The C-terminal regulatory domain is required for catalysis by Neisseria meningitidis alpha-isopropylmalate synthase.

ABSTRACT

alpha-Isopropylmalate synthase (alpha-IPMS) catalyses the first committed step in leucine biosynthesis in many pathogenic bacteria, including Neisseria meningitidis. This enzyme (NmeIPMS) has been purified, characterised, and compared to alpha-IPMS proteins from other bacteria. NmeIPMS is a homodimer which catalyses the condensation of alpha-ketoisovalerate (alpha-KIV) and acetyl coenzyme A (AcCoA), and is inhibited by leucine.

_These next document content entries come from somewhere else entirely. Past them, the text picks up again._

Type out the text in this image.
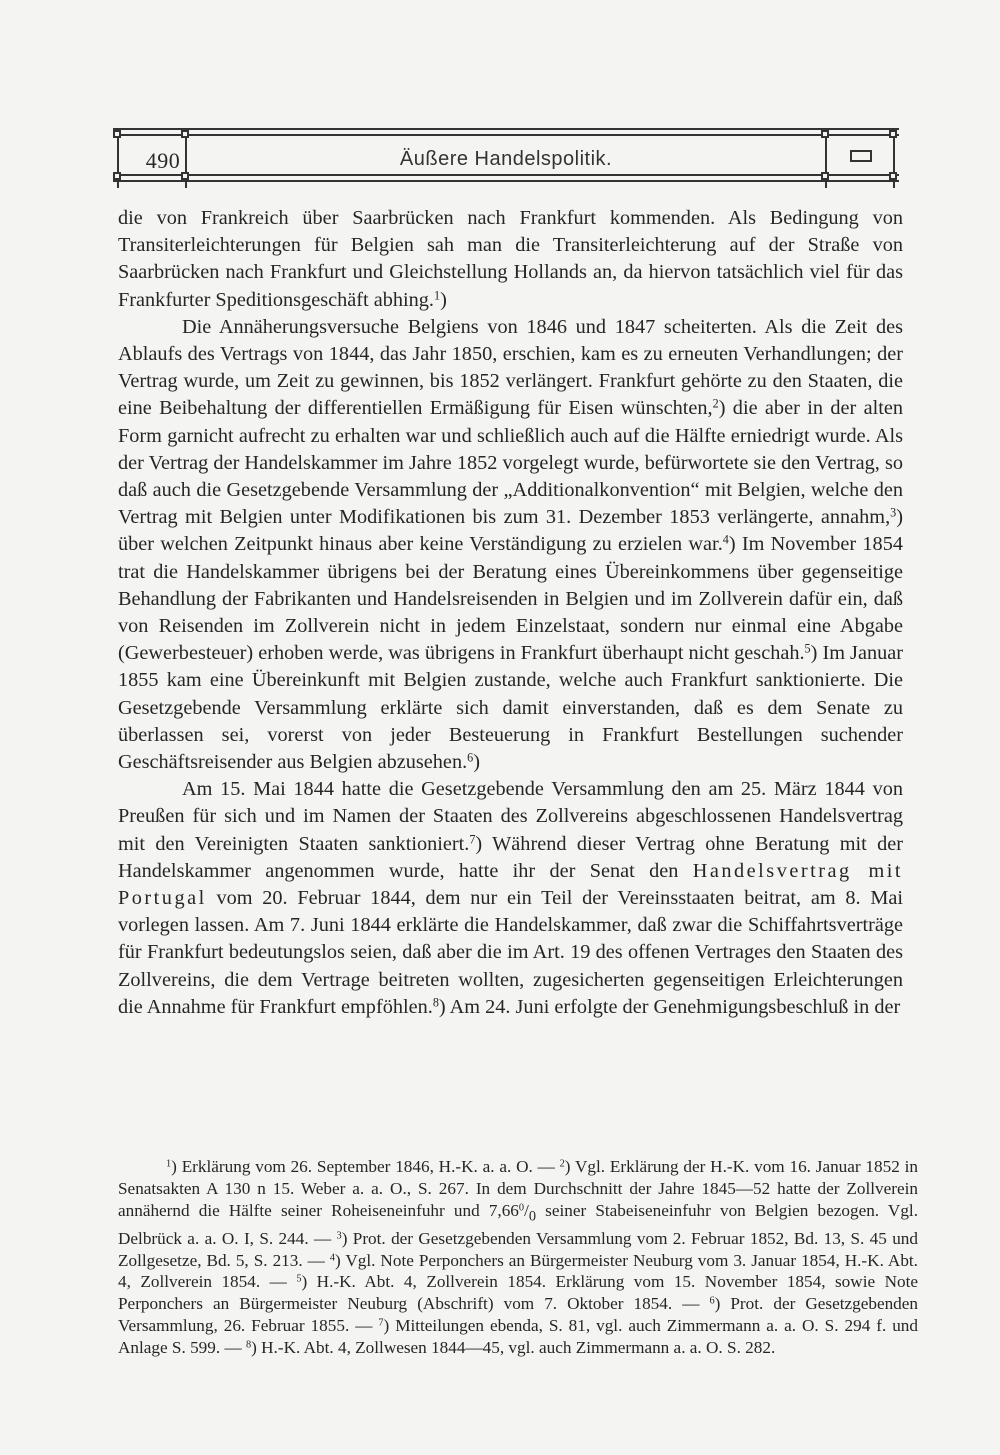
490	Äußere Handelspolitik.

die von Frankreich über Saarbrücken nach Frankfurt kommenden. Als Bedingung von Transiterleichterungen für Belgien sah man die Transiterleichterung auf der Straße von Saarbrücken nach Frankfurt und Gleichstellung Hollands an, da hiervon tatsächlich viel für das Frankfurter Speditionsgeschäft abhing.$^1$)

Die Annäherungsversuche Belgiens von 1846 und 1847 scheiterten. Als die Zeit des Ablaufs des Vertrags von 1844, das Jahr 1850, erschien, kam es zu erneuten Verhandlungen; der Vertrag wurde, um Zeit zu gewinnen, bis 1852 verlängert. Frankfurt gehörte zu den Staaten, die eine Beibehaltung der differentiellen Ermäßigung für Eisen wünschten,$^2$) die aber in der alten Form garnicht aufrecht zu erhalten war und schließlich auch auf die Hälfte erniedrigt wurde. Als der Vertrag der Handelskammer im Jahre 1852 vorgelegt wurde, befürwortete sie den Vertrag, so daß auch die Gesetzgebende Versammlung der „Additionalkonvention“ mit Belgien, welche den Vertrag mit Belgien unter Modifikationen bis zum 31. Dezember 1853 verlängerte, annahm,$^3$) über welchen Zeitpunkt hinaus aber keine Verständigung zu erzielen war.$^4$) Im November 1854 trat die Handelskammer übrigens bei der Beratung eines Übereinkommens über gegenseitige Behandlung der Fabrikanten und Handelsreisenden in Belgien und im Zollverein dafür ein, daß von Reisenden im Zollverein nicht in jedem Einzelstaat, sondern nur einmal eine Abgabe (Gewerbesteuer) erhoben werde, was übrigens in Frankfurt überhaupt nicht geschah.$^5$) Im Januar 1855 kam eine Übereinkunft mit Belgien zustande, welche auch Frankfurt sanktionierte. Die Gesetzgebende Versammlung erklärte sich damit einverstanden, daß es dem Senate zu überlassen sei, vorerst von jeder Besteuerung in Frankfurt Bestellungen suchender Geschäftsreisender aus Belgien abzusehen.$^6$)

Am 15. Mai 1844 hatte die Gesetzgebende Versammlung den am 25. März 1844 von Preußen für sich und im Namen der Staaten des Zollvereins abgeschlossenen Handelsvertrag mit den Vereinigten Staaten sanktioniert.$^7$) Während dieser Vertrag ohne Beratung mit der Handelskammer angenommen wurde, hatte ihr der Senat den Handelsvertrag mit Portugal vom 20. Februar 1844, dem nur ein Teil der Vereinsstaaten beitrat, am 8. Mai vorlegen lassen. Am 7. Juni 1844 erklärte die Handelskammer, daß zwar die Schiffahrtsverträge für Frankfurt bedeutungslos seien, daß aber die im Art. 19 des offenen Vertrages den Staaten des Zollvereins, die dem Vertrage beitreten wollten, zugesicherten gegenseitigen Erleichterungen die Annahme für Frankfurt empföhlen.$^8$) Am 24. Juni erfolgte der Genehmigungsbeschluß in der

$^1$) Erklärung vom 26. September 1846, H.-K. a. a. O. — $^2$) Vgl. Erklärung der H.-K. vom 16. Januar 1852 in Senatsakten A 130 n 15. Weber a. a. O., S. 267. In dem Durchschnitt der Jahre 1845—52 hatte der Zollverein annähernd die Hälfte seiner Roheiseneinfuhr und $7,66^0/_0$ seiner Stabeiseneinfuhr von Belgien bezogen. Vgl. Delbrück a. a. O. I, S. 244. — $^3$) Prot. der Gesetzgebenden Versammlung vom 2. Februar 1852, Bd. 13, S. 45 und Zollgesetze, Bd. 5, S. 213. — $^4$) Vgl. Note Perponchers an Bürgermeister Neuburg vom 3. Januar 1854, H.-K. Abt. 4, Zollverein 1854. — $^5$) H.-K. Abt. 4, Zollverein 1854. Erklärung vom 15. November 1854, sowie Note Perponchers an Bürgermeister Neuburg (Abschrift) vom 7. Oktober 1854. — $^6$) Prot. der Gesetzgebenden Versammlung, 26. Februar 1855. — $^7$) Mitteilungen ebenda, S. 81, vgl. auch Zimmermann a. a. O. S. 294 f. und Anlage S. 599. — $^8$) H.-K. Abt. 4, Zollwesen 1844—45, vgl. auch Zimmermann a. a. O. S. 282.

NmeIPMS can use alternate alpha-ketoacids as substrates and, in contrast to alpha-IPMS from other sources, is activated by a range of metal ions including Cd(2+) and Zn(2+) that have previously been reported as inhibitory, since they suppress the dithiodipyridone assay system rather than the enzyme itself. Previous studies indicate that alpha-IPMS is a TIM barrel enzyme with an allosteric leucine-binding domain. To assess the importance of this domain, a truncated form of NmeIPMS was generated and characterised. Loss of the regulatory domain resulted in a loss of the ability to catalyse the aldol reaction, although the enzyme was still able to slowly hydrolyse AcCoA independently of alpha-KIV at a rate similar to that of the WT enzyme. This implies that the regulatory domain is not only required for control of enzymatic activity but may assist in the positioning of key residues in the catalytic TIM barrel. The importance of this domain to catalytic function may offer new strategies for inhibitor design.